Open ponykid opened 1 year ago

ponykid commented 1 year ago

Thank you for your sharing your code, I have some questions. In your paper, appendix A, For categorical variable y∗, Varp(y∗|x∗,ω)(y∗) = Ep(y∗|x∗,ω)(y∗⊗2)−Ep(y∗|x∗,ω)(y∗)⊗2 and it is Ep(y∗|x∗,ω){diag(y∗)}−Ep(y∗|x∗,ω)(y∗)⊗2 because y∗ is one-hot encoded.

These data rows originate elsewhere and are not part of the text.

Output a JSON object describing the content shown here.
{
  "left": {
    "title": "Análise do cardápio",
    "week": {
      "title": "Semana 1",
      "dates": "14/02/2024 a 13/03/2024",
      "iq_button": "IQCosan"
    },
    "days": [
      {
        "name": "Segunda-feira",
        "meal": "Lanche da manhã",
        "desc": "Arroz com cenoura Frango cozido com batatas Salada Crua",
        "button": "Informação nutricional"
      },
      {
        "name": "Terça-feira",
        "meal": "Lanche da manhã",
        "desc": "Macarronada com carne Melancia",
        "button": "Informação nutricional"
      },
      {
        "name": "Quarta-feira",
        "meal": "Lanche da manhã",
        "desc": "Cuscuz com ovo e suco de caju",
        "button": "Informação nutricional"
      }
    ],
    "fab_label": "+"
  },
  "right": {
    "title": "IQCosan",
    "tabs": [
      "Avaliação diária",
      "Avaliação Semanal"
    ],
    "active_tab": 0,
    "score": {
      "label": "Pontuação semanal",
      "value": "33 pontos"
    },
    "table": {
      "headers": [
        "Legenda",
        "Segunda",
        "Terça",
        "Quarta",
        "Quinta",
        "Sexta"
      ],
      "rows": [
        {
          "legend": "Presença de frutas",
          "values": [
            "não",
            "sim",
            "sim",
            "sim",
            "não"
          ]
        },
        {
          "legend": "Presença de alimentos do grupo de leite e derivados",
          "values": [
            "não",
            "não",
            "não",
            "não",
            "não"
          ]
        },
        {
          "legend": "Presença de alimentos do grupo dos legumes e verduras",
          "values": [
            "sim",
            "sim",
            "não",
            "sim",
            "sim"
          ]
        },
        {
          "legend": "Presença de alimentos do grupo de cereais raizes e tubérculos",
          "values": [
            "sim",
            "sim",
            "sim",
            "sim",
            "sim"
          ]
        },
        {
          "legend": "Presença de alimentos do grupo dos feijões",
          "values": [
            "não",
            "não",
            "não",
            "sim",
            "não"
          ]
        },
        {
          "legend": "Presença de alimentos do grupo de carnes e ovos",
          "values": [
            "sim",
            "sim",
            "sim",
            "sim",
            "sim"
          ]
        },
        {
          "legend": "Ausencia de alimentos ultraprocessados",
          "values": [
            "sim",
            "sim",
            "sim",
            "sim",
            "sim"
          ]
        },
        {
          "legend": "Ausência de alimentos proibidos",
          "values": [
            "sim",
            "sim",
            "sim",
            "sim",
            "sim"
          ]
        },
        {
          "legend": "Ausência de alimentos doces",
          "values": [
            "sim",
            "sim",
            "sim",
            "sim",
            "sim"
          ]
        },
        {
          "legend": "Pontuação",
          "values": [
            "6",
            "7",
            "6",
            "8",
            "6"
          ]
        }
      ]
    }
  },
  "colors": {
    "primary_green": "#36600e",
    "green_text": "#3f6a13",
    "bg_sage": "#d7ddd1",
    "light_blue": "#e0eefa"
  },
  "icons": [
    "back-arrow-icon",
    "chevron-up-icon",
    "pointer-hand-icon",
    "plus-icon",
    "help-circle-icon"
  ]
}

However, You known, the output of softmax is not one-hot encoded variable, each position is the probability of the classes , for example, the output is [0.9,0.1,0.1](not one-hot), the ground trouth is 1,0,0, so do we really can use the "it is Ep(y∗|x∗,ω){diag(y∗)}−Ep(y∗|x∗,ω)(y∗)⊗2 because y∗ is one-hot encoded. "?

Feng

ykwon0407 commented 1 year ago

Hi Feng,

I do not think I understand your question. What do you mean by do we really can use the "it is Ep(y∗|x∗,ω){diag(y∗)}−Ep(y∗|x∗,ω)(y∗)⊗2 because y∗ is one-hot encoded. "?